I joined Klarna to build products at scale and found exactly what I was looking for. My team provided the platform for running containerized workloads for the entire company, serving nearly 2000 engineers, running 1000 microservices, and maintaining 30000 containers in production. Every engineer interacted with their deployments via our API, leaving the rest to us.
The API, Control Plane, and supporting services were built in TypeScript and ran with AWS Lambda and Step Functions. Underlying infrastructure was managed by CloudFormation, mostly using CDK. To ensure a frictionless experience for engineers, we used a plethora of AWS services such as ECS, ECR, CodeDeploy, ASG, EC2, ALB, Route53, CloudWatch, ACM, SSM, IAM, and many more.
Given the platform's handling of billions of dollars, the SLA bar was set reasonably high. Everything was meticulously monitored, audited, and tightly secured. Designed to be self-healing, the platform resolved issues before engineers even noticed them.
By default, the platform provided scalability, observability, security, logging, and compliance worthy of the biggest fintech in Europe. DataDog alerts, dashboards, and metrics were automatically provided for each deployment. We invested considerable effort into training and onboarding engineers to ensure metrics, dashboards, and alerts were both meaningful and actionable. I even gave a talk on our platform at the Klarna's conference, you can watch here.

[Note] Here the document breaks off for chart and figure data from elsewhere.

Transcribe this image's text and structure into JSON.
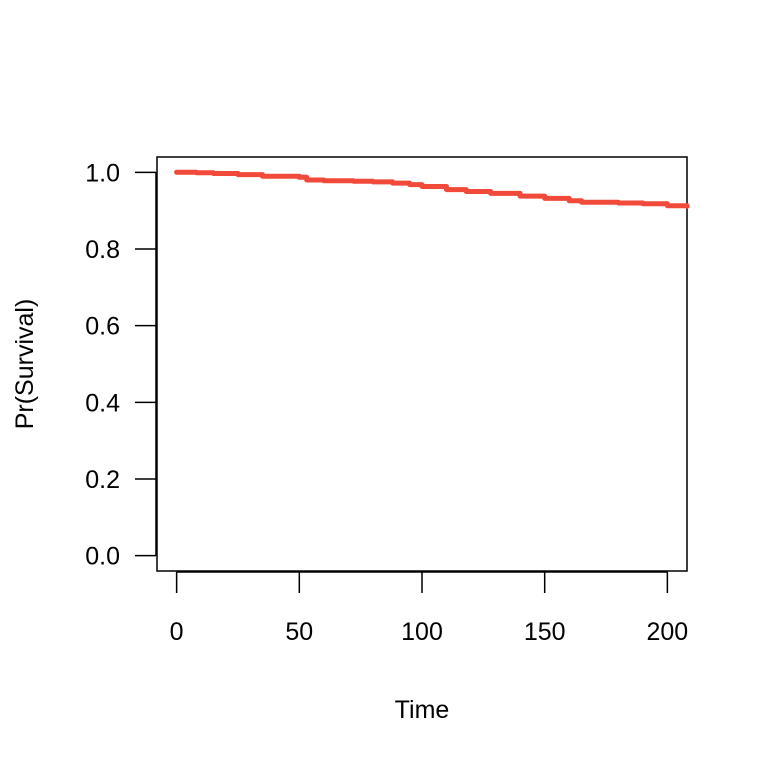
{
  "chart_data": {
    "type": "line",
    "title": "",
    "xlabel": "Time",
    "ylabel": "Pr(Survival)",
    "xlim": [
      -8,
      208
    ],
    "ylim": [
      -0.04,
      1.04
    ],
    "xticks": [
      0,
      50,
      100,
      150,
      200
    ],
    "xtick_labels": [
      "0",
      "50",
      "100",
      "150",
      "200"
    ],
    "yticks": [
      0.0,
      0.2,
      0.4,
      0.6,
      0.8,
      1.0
    ],
    "ytick_labels": [
      "0.0",
      "0.2",
      "0.4",
      "0.6",
      "0.8",
      "1.0"
    ],
    "grid": false,
    "series": [
      {
        "color": "#f24a3a",
        "step": true,
        "x": [
          0,
          8,
          15,
          25,
          35,
          50,
          53,
          60,
          72,
          80,
          88,
          95,
          100,
          110,
          118,
          128,
          140,
          150,
          160,
          165,
          180,
          190,
          200,
          208
        ],
        "y": [
          1.0,
          0.999,
          0.997,
          0.994,
          0.99,
          0.987,
          0.98,
          0.978,
          0.977,
          0.975,
          0.972,
          0.968,
          0.963,
          0.955,
          0.95,
          0.945,
          0.938,
          0.932,
          0.926,
          0.922,
          0.92,
          0.918,
          0.913,
          0.911
        ]
      }
    ]
  }
}
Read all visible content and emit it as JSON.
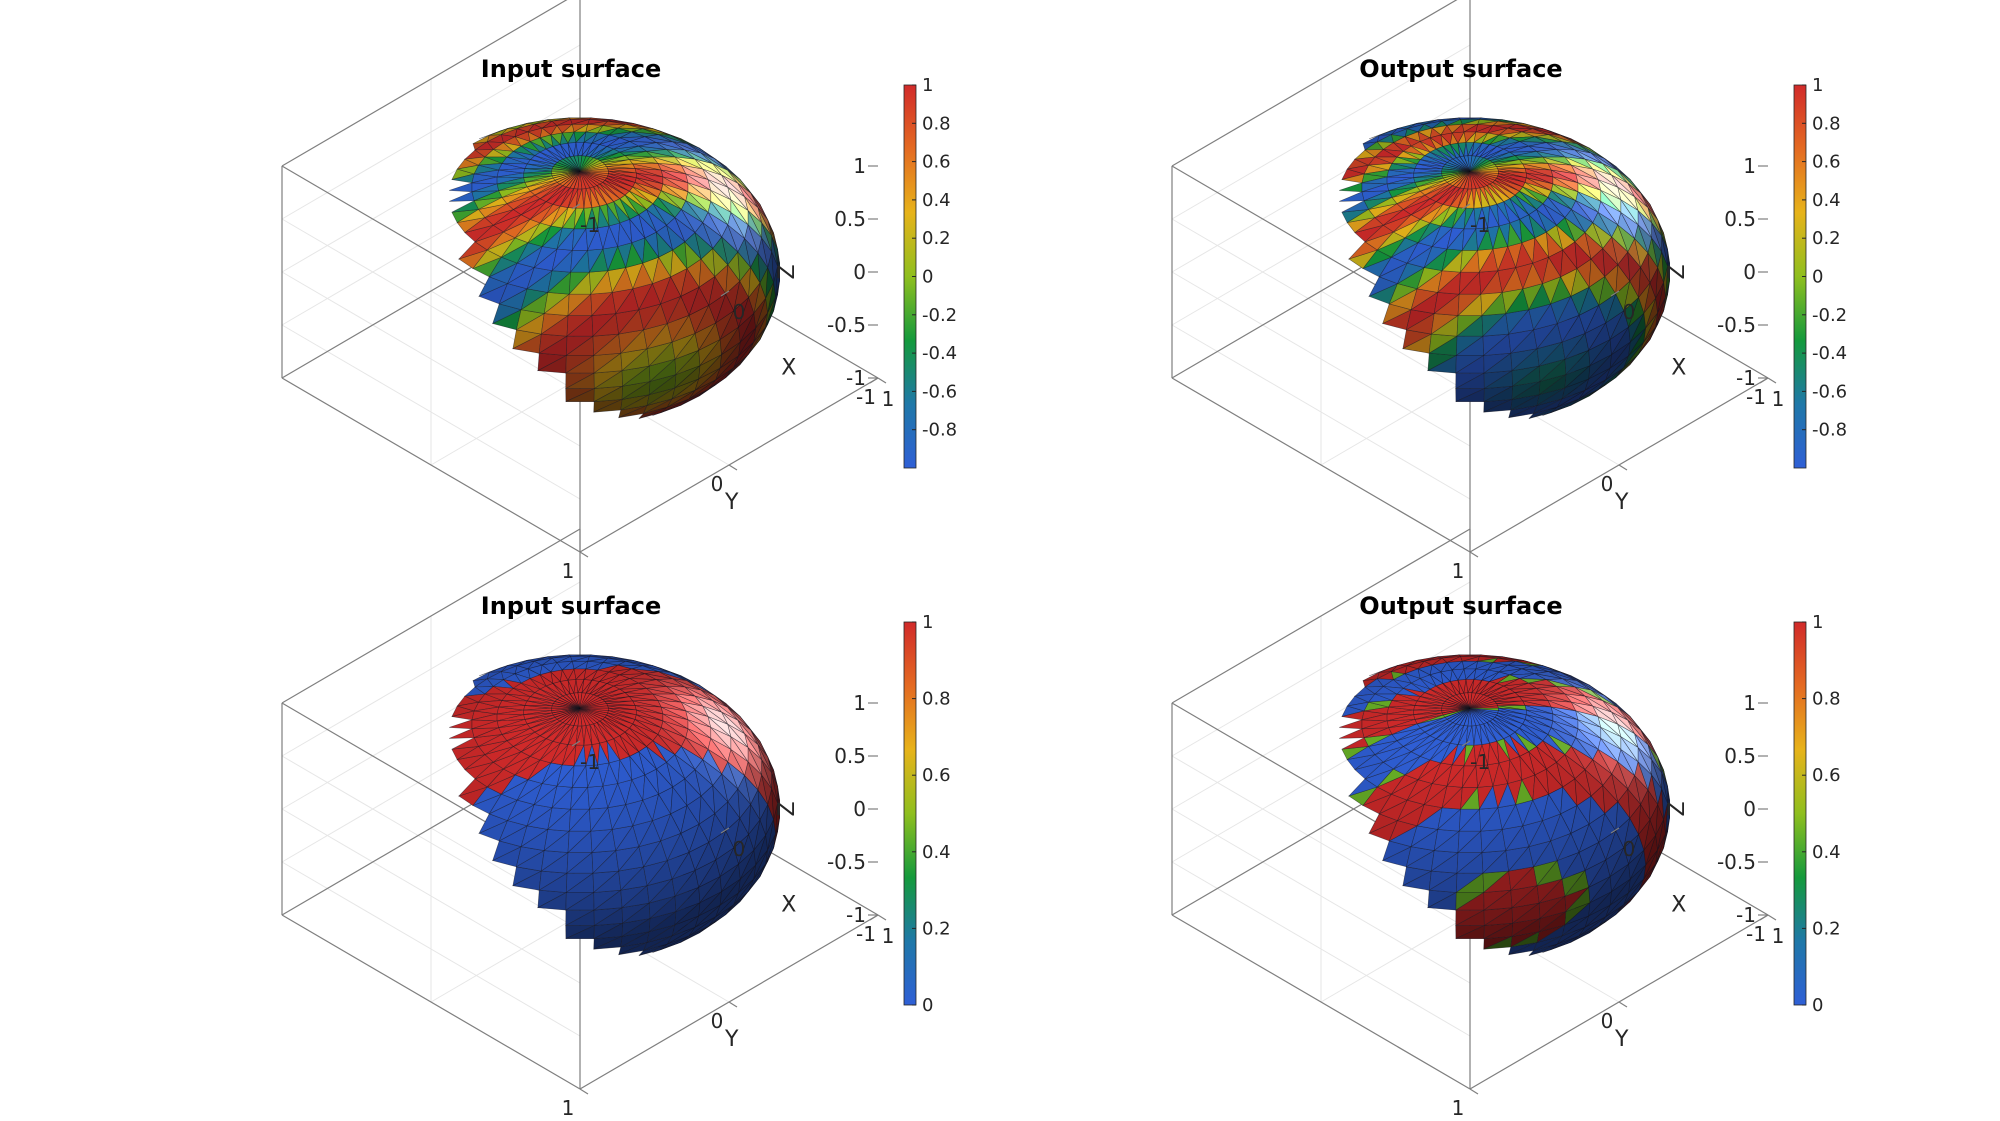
{
  "chart_data": [
    {
      "type": "surface",
      "title": "Input surface",
      "xlabel": "X",
      "ylabel": "Y",
      "zlabel": "Z",
      "xlim": [
        -1,
        1
      ],
      "ylim": [
        -1,
        1
      ],
      "zlim": [
        -1,
        1
      ],
      "xticks": [
        "-1",
        "0",
        "1"
      ],
      "yticks": [
        "-1",
        "0",
        "1"
      ],
      "zticks": [
        "-1",
        "-0.5",
        "0",
        "0.5",
        "1"
      ],
      "grid": true,
      "colormap": "spectral",
      "clim": [
        -1,
        1
      ],
      "colorbar_ticks": [
        "-0.8",
        "-0.6",
        "-0.4",
        "-0.2",
        "0",
        "0.2",
        "0.4",
        "0.6",
        "0.8",
        "1"
      ],
      "pattern": "bands"
    },
    {
      "type": "surface",
      "title": "Output surface",
      "xlabel": "X",
      "ylabel": "Y",
      "zlabel": "Z",
      "xlim": [
        -1,
        1
      ],
      "ylim": [
        -1,
        1
      ],
      "zlim": [
        -1,
        1
      ],
      "xticks": [
        "-1",
        "0",
        "1"
      ],
      "yticks": [
        "-1",
        "0",
        "1"
      ],
      "zticks": [
        "-1",
        "-0.5",
        "0",
        "0.5",
        "1"
      ],
      "grid": true,
      "colormap": "spectral",
      "clim": [
        -1,
        1
      ],
      "colorbar_ticks": [
        "-0.8",
        "-0.6",
        "-0.4",
        "-0.2",
        "0",
        "0.2",
        "0.4",
        "0.6",
        "0.8",
        "1"
      ],
      "pattern": "bands-fine"
    },
    {
      "type": "surface",
      "title": "Input surface",
      "xlabel": "X",
      "ylabel": "Y",
      "zlabel": "Z",
      "xlim": [
        -1,
        1
      ],
      "ylim": [
        -1,
        1
      ],
      "zlim": [
        -1,
        1
      ],
      "xticks": [
        "-1",
        "0",
        "1"
      ],
      "yticks": [
        "-1",
        "0",
        "1"
      ],
      "zticks": [
        "-1",
        "-0.5",
        "0",
        "0.5",
        "1"
      ],
      "grid": true,
      "colormap": "spectral",
      "clim": [
        0,
        1
      ],
      "colorbar_ticks": [
        "0",
        "0.2",
        "0.4",
        "0.6",
        "0.8",
        "1"
      ],
      "pattern": "binary"
    },
    {
      "type": "surface",
      "title": "Output surface",
      "xlabel": "X",
      "ylabel": "Y",
      "zlabel": "Z",
      "xlim": [
        -1,
        1
      ],
      "ylim": [
        -1,
        1
      ],
      "zlim": [
        -1,
        1
      ],
      "xticks": [
        "-1",
        "0",
        "1"
      ],
      "yticks": [
        "-1",
        "0",
        "1"
      ],
      "zticks": [
        "-1",
        "-0.5",
        "0",
        "0.5",
        "1"
      ],
      "grid": true,
      "colormap": "spectral",
      "clim": [
        0,
        1
      ],
      "colorbar_ticks": [
        "0",
        "0.2",
        "0.4",
        "0.6",
        "0.8",
        "1"
      ],
      "pattern": "binary-fine"
    }
  ],
  "colors": {
    "cmap_stops": [
      "#2f5fd6",
      "#1f78a8",
      "#149a3c",
      "#8fbf1e",
      "#e7b31a",
      "#e46a22",
      "#d12a2a"
    ],
    "axis_line": "#7f7f7f",
    "grid_line": "#e6e6e6"
  }
}
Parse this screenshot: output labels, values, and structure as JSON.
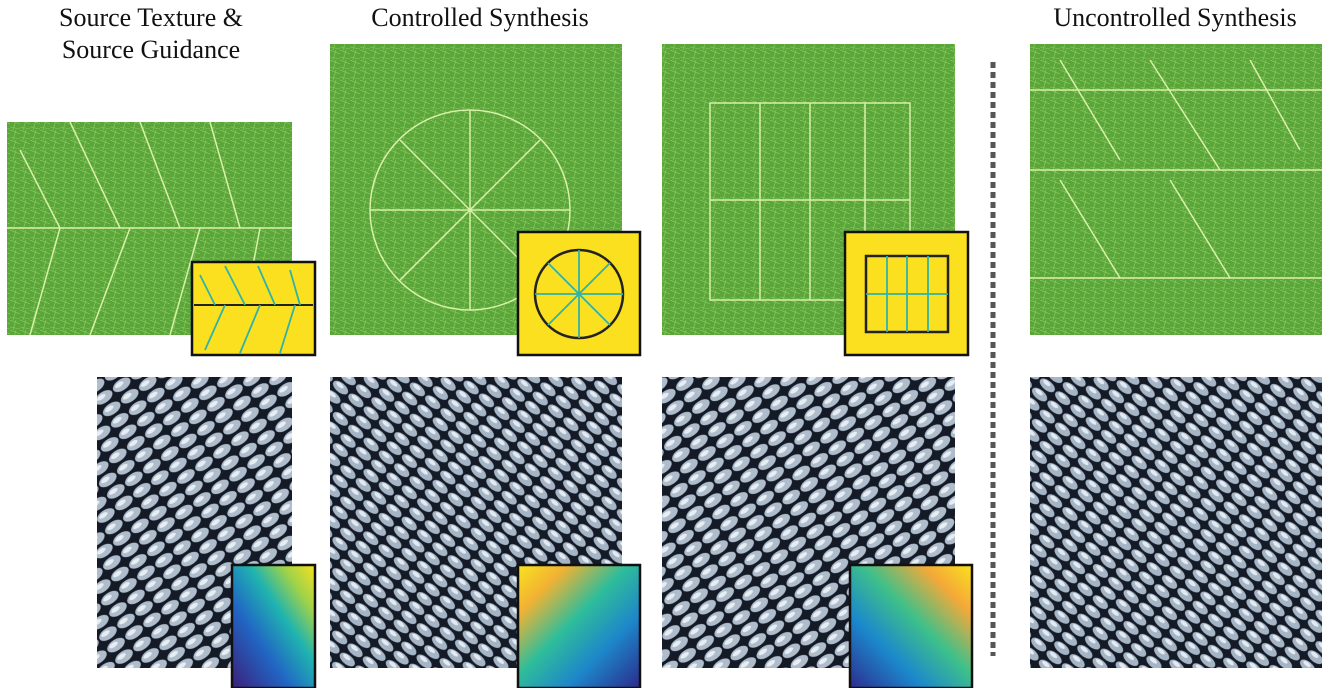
{
  "headings": {
    "source": "Source Texture & Source Guidance",
    "controlled": "Controlled Synthesis",
    "uncontrolled": "Uncontrolled Synthesis"
  }
}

We managed EC2 instances with ASGs and rotated the entire production fleet of 1000 EC2 instances each week to apply the latest patches and security updates. Changing Linux distributions without downtime was a fun challenge. With thousands of containers, upgrading the kernel by a major version required significant SRE magic. The scale of our underlying infrastructure occasionally exposed cracks in AWS itself, necessitating close collaboration with the AWS ECS team.
As a financial institution, everything had to be end-to-end encrypted and secured. We managed the PKI infrastructure, public certificates, and provided engineers with tools to manage their secrets.
Of course, not everything ran smoothly all the time. Positioned at the crossroads of the entire company, our on-call rotations were intense. We served as the go-to SRE team when incidents were challenging to mitigate.